Reputation: 31
I have a c++ program on linux with two threads Thread A writes some data to a std::map No other data will ever be written to this map then Thread A creates thread B Thread B reads data from the map
So in this situation do I need to use a Mutex ?
If not then where is this guarantee specified.
Upvotes: 3
Views: 139
Reputation: 393029
In fact, the dominant pattern, whenever possible, should be:
(mutable) data moves with the tasks
So, data is owned by the thread that uses it. Now, it doesn't need to "physically" migrate, but using move semantics makes the picture a lot clearer:
#include <map>
#include <string>
using namespace std;
using Map = map<string, int>;
Map worker(Map&& data)
{
for (auto& el : data)
el.second *= -1;
return std::move(data);
}
#include <cassert>
#include <iostream>
#include <future>
int main()
{
Map global
{ { "one", 1 },
{ "two", 2 },
{ "three", 3 } };
auto background = async(worker, std::move(global));
assert(global.empty()); // data now owned by the worker thread!
global = background.get(); // await the result from the worker
for (auto const& el: global) // now the data is owned by the main thread
std::cout << el.first << ": " << el.second << "\n";
}
Note the assert
in the middle of main
: concurrent access isn't even possible.
See it Live on Coliru.
Upvotes: 1
Reputation: 477040
No. Thread creation is a synchronization point, so all the effects that the first thread produced before creating the second thread will "have happened" by the time the second thread is created (in a way that can be made precise in the language of the standard).

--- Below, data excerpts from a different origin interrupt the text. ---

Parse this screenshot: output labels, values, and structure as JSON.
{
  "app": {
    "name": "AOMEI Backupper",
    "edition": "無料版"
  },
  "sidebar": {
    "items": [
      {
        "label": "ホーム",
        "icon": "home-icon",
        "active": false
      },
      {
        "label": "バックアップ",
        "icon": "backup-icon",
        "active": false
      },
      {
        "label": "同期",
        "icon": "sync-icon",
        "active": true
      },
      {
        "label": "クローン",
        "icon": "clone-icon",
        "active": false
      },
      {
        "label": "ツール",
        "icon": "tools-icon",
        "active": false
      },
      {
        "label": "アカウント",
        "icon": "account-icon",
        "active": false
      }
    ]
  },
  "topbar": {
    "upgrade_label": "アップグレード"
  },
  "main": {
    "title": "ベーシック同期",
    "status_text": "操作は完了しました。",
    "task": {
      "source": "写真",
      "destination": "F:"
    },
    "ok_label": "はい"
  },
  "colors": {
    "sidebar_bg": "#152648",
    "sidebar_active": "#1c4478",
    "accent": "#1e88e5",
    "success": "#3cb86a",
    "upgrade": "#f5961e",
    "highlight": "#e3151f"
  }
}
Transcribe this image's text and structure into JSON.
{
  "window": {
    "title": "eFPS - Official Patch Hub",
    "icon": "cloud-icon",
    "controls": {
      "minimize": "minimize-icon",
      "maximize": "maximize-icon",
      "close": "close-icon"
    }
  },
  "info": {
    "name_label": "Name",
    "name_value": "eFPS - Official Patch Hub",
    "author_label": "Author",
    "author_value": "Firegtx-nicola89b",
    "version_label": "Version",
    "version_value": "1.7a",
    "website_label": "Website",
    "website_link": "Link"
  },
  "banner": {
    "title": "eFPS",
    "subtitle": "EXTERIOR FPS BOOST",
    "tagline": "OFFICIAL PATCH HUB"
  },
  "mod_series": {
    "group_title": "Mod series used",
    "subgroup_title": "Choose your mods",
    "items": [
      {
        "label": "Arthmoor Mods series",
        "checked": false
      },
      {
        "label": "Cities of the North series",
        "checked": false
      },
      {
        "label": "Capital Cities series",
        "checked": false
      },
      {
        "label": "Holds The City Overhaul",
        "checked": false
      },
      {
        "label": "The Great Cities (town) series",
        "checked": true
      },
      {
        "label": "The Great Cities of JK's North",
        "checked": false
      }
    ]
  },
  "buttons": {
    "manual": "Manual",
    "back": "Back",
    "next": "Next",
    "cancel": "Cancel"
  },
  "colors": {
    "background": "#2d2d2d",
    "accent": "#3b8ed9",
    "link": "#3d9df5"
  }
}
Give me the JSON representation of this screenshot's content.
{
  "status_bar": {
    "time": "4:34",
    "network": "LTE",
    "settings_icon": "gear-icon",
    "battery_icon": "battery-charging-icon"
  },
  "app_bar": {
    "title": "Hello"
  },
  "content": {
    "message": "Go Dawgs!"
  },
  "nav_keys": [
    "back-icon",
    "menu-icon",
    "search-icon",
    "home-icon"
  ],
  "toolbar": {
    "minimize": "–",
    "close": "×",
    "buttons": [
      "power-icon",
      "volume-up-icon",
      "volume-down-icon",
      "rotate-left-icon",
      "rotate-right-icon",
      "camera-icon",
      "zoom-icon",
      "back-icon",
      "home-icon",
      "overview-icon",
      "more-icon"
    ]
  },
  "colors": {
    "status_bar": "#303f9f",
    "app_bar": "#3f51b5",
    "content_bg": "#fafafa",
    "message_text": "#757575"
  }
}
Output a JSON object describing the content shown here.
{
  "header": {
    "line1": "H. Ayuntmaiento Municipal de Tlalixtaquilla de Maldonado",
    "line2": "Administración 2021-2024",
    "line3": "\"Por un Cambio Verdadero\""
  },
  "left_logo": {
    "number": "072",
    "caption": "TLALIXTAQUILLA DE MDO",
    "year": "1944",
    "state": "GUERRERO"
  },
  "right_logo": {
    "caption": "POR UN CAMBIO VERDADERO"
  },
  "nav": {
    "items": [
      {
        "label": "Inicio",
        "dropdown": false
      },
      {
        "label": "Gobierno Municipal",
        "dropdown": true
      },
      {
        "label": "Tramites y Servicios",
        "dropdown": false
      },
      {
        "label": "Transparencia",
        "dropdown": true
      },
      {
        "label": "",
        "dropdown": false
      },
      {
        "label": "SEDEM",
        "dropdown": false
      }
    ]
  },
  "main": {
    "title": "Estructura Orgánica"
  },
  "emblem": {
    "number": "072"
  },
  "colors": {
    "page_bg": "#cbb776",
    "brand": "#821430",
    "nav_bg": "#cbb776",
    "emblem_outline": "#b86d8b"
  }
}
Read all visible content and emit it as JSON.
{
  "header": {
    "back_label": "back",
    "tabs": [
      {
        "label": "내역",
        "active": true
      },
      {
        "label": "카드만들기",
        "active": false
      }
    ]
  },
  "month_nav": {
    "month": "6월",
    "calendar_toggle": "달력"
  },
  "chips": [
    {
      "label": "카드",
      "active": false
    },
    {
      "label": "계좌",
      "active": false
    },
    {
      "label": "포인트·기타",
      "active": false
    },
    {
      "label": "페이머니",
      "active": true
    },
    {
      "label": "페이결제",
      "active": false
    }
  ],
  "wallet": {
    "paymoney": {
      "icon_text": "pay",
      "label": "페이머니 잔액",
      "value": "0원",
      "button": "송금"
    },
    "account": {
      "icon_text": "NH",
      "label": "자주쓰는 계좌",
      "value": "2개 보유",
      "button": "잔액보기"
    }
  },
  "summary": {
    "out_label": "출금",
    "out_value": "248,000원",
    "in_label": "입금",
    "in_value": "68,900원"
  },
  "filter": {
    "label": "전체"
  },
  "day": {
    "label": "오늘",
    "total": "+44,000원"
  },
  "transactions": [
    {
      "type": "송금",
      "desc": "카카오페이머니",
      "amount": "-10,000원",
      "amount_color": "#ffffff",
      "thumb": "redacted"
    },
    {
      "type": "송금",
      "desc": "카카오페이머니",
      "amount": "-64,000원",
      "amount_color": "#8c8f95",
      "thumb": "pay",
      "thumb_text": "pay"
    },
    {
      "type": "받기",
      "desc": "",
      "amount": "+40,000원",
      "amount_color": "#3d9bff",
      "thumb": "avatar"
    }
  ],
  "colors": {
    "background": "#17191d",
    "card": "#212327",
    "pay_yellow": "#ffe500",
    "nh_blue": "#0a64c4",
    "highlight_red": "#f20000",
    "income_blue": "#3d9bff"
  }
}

To be slightly more precise, in the context of one thread creating and later joining another thread...
Upvotes: 5
Reputation: 390
No, mutex is only needed when you want to read/write to the memory from two or more threads simultaniously. Since, when you have more than one thread, your std::map is immutable, you do not need any syncronization. You dont ever need mutexes on immutable data. And even if in your case thread B would write to the std::map, still only one thread would r/w on this memory at once and you dont need to syncronize one thread.